Seus últimos filmes são medonhos, e são poucos e distantes uns dos outros. A obra inicial me parece rasa, quando posta ao lado dos filmes de Keaton ou dos Irmãos Marx. Mas os primeiros curtas possuem uma estranha sofisticação que derivam da habilidade intuitiva de Chaplin de aliviar-se nas mentes do público. Suas piadas são geralmente sentimentais e repetitivas, mas a tentativa dele de jogar charme ao espectador é magistral. Estas conclusões recorrentes que abrem com uma íris na figura de Chaplin se distanciando de nós são engenhosos amparos de nosso próprio senso de perda e nossa esperança que retornará logo. E como um ator/performer que impôs a uma multidão ao redor do mundo a ideia do pequeno homem oprimido, Chaplin pode ser a mais famosa imagem do século XX. E é uma história maravilhosa e intrigante, e que necessita de biografias maiores para reparar as inconsequencias da maior parte de seu próprio livro. 

Os fatos da carreira de Chaplin confirmam amplamente a teoria da abstração arrogante do mundo. Viajou pela América com Fred Karno duas vezes antes de 1914, quando foi trabalhar para Sennett na Keystone. Em 1915 mudou-se para a Essanay, agora roteirista e diretor de seus próprios filmes. Seu salário ascendeu prodigiosamente quando em 1916 foi para a Mutual. A partir de 1917 estava produzindo seus filmes independentemente, sendo contratado pela First National. Então, em 1919, foi um dos membros fundadores da United Artists, para o qual Casamento ou Luxo foi seu primeiro filme. Foi também seu primeiro filme de longa metragem. Depois disso, em cinquenta anos, ele realizou somente dez filmes. Crescentemente, por volta do período 1935-50, sua insatisfação com o mundo foi veiculada  em filmes. Como a maioria dos homens instruídos, temeu o progresso e a agonia de escolher entre o capitalismo e o socialismo. Foi somente a petulância que o fez resistir ao som até 1936, e então horrivelmente fez mau uso dele. O Grande Ditador é uma extraordinária mescla de mímica cômica, construção hesitante e um embaraçoso discurso ao final. 

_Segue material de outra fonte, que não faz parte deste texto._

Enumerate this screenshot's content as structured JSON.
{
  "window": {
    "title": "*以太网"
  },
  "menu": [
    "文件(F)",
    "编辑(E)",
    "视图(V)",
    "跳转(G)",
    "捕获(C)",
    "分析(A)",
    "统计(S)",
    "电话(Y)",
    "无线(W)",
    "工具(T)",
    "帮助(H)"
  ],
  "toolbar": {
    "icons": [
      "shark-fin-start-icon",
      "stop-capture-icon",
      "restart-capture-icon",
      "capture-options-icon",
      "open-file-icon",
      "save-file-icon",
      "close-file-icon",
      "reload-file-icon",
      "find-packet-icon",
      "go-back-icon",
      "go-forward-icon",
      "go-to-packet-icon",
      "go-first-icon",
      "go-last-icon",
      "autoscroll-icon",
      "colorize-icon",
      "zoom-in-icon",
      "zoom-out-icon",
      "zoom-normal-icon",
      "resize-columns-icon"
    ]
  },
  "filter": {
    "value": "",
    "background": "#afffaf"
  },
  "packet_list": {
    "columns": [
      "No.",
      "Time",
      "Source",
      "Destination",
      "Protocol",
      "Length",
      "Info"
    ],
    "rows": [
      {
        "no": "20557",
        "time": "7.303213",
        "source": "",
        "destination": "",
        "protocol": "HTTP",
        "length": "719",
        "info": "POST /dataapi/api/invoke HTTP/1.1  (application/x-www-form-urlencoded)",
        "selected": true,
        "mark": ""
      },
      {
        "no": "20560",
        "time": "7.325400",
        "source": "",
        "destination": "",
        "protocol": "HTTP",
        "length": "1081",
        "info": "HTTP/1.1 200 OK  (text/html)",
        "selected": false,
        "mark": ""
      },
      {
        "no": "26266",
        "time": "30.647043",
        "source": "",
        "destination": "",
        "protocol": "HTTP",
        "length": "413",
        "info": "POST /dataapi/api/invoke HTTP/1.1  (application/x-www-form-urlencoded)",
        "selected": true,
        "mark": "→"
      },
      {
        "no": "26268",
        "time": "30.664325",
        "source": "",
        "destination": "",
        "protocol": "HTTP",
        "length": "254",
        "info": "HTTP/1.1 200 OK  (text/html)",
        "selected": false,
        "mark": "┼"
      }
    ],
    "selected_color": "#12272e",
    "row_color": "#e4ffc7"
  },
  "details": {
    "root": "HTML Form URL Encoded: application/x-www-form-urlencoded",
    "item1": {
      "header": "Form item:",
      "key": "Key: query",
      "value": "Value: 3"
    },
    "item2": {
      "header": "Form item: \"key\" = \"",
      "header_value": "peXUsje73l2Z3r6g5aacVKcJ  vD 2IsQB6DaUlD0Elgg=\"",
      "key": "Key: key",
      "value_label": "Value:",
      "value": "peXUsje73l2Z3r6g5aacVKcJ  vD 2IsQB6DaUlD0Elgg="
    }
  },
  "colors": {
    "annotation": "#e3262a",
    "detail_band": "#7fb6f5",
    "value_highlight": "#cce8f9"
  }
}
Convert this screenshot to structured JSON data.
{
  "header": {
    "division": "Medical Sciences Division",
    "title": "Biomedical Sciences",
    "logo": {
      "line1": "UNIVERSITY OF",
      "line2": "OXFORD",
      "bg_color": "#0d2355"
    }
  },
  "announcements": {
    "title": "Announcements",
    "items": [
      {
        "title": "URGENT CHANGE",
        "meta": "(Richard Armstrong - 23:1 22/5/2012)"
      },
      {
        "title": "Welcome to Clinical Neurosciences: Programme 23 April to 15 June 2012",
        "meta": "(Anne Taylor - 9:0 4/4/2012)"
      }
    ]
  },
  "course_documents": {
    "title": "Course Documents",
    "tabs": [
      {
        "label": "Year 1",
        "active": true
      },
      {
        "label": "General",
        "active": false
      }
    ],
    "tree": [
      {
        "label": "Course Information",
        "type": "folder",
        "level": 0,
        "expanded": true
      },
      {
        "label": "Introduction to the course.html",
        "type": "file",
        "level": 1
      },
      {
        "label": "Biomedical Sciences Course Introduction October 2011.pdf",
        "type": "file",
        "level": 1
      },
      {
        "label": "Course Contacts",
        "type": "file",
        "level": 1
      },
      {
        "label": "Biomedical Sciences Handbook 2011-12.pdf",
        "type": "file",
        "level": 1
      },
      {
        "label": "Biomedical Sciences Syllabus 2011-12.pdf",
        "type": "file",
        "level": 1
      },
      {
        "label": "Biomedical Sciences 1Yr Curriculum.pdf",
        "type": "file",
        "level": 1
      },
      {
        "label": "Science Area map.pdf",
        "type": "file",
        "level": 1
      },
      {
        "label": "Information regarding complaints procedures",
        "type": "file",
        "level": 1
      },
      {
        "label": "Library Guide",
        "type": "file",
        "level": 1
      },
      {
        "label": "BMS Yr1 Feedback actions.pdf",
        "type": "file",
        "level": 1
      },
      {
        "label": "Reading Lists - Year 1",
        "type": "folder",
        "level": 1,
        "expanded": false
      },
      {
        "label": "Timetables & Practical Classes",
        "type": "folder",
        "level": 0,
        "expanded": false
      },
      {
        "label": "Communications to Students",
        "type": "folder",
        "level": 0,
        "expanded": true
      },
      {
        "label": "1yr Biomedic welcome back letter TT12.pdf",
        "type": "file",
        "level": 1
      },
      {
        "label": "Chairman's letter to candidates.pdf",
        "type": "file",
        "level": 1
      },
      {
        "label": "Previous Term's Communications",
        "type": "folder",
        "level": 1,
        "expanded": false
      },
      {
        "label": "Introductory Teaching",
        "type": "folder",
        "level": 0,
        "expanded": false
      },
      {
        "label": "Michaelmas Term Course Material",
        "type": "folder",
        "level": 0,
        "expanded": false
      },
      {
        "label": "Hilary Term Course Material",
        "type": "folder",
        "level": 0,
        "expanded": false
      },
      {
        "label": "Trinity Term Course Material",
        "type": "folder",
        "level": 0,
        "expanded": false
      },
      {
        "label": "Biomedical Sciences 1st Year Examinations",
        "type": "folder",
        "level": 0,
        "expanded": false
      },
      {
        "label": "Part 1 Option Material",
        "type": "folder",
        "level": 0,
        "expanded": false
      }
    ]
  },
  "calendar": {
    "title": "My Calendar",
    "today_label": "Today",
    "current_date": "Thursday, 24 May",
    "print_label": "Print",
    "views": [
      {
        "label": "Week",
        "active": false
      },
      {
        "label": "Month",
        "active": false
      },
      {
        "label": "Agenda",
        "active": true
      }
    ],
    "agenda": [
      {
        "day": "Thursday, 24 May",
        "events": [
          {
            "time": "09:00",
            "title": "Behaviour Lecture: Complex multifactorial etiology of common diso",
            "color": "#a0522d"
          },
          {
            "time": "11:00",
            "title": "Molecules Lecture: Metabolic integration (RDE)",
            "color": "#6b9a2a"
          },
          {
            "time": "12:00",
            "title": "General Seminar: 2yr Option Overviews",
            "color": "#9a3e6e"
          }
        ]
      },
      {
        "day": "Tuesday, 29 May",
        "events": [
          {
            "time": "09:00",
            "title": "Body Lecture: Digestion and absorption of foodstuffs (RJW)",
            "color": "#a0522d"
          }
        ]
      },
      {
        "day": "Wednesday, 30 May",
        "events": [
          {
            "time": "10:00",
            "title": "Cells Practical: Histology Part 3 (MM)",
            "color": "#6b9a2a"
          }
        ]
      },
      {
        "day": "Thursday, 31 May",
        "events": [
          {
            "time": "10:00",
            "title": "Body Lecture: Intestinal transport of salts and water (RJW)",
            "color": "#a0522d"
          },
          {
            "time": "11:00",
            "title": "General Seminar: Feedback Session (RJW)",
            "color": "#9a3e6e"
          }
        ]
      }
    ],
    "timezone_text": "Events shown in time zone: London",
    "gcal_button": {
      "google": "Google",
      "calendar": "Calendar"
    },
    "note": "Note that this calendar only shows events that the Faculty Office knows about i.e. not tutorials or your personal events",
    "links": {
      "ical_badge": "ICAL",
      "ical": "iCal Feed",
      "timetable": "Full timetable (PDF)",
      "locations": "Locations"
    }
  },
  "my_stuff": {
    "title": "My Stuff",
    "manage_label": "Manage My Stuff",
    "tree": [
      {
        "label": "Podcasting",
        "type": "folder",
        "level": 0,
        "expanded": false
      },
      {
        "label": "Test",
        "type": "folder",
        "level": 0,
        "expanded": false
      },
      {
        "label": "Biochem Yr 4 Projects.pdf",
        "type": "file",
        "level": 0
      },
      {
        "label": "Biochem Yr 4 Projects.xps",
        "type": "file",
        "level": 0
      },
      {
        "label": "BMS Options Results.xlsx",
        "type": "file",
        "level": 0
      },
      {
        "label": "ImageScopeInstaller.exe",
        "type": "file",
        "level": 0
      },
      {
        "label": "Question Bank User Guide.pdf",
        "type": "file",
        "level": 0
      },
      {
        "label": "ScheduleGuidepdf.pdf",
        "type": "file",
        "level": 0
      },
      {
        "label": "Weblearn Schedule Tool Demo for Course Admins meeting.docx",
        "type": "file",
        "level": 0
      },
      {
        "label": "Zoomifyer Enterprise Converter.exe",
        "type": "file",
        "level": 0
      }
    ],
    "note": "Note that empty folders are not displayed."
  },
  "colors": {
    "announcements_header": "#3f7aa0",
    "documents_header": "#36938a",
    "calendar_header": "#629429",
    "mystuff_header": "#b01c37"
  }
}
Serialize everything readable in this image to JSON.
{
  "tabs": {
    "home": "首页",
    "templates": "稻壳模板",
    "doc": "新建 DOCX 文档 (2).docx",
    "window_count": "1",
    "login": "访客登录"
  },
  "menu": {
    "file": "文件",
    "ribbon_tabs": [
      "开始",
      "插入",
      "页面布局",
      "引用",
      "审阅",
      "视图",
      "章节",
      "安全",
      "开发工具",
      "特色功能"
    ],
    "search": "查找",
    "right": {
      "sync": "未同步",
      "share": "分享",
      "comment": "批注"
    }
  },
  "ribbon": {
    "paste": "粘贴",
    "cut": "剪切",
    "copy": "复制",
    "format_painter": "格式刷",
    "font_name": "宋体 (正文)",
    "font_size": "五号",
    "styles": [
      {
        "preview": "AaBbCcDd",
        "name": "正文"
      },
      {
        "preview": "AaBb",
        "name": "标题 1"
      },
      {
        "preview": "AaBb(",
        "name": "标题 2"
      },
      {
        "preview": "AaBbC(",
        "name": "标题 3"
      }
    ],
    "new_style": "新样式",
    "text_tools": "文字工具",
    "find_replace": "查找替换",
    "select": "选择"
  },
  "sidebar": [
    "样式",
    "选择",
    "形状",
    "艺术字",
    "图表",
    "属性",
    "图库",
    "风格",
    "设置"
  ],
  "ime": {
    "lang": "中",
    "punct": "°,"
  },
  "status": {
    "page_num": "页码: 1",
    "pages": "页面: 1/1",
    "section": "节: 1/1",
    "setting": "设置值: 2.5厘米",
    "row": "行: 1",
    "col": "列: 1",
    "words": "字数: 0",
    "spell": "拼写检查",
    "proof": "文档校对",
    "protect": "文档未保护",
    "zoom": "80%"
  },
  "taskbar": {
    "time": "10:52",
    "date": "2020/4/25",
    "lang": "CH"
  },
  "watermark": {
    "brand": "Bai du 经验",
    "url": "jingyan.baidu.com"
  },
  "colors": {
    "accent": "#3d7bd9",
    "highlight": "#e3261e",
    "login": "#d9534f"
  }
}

A crise em sua vida veio após a guerra. Monsieur Verdoux é de longe seu filme mais interessante, a história de uma figura como Landru e é somente uma expressão não dissimulada de seu desgosto pelas mulheres e pelo mundo. Por esta época era levemente simpático ao comunismo e, em 1952, escolheu,  abandonar a América, ferido pela hostilidade oficial. Sua filosofia política, na verdade, trivial e sua mudança agora como para um retiro final na enevoada terra do cuco na Suiça. Tão cedo quanto Rua da Paz, a sensibilidade arredia de Chaplin descreveu uma cidade intratável, dominada por valentões, que o tira Charlie tornou seguro para o burguês andar. O retorno de Chaplin à Europa foi um lamenável gesto que somente poderia, eventualmente, induzir a uma mudança culpada do coração na América. Na verdade, Chaplin é o emimente louco político do século, o demônio vagabundo. E é um personagem baseado na crença da existência de "pessoas menores". Enquanto a arte deveria insistir que as pessoas são da mesma dimensão.

Texto: Thomson, David. The New Biographical Dictionary of Film. N. York: Alfred A. Knofp, 2014, pp. 452-57. 

(*) N. do E: No IMDB A Jitney Elopement

(**) N. do T: No Brasil, lançado como História da Minha Vida; preferi manter a tradução literal, por achar que provoca um vínculo maior com o contexto onde vem a ser citada.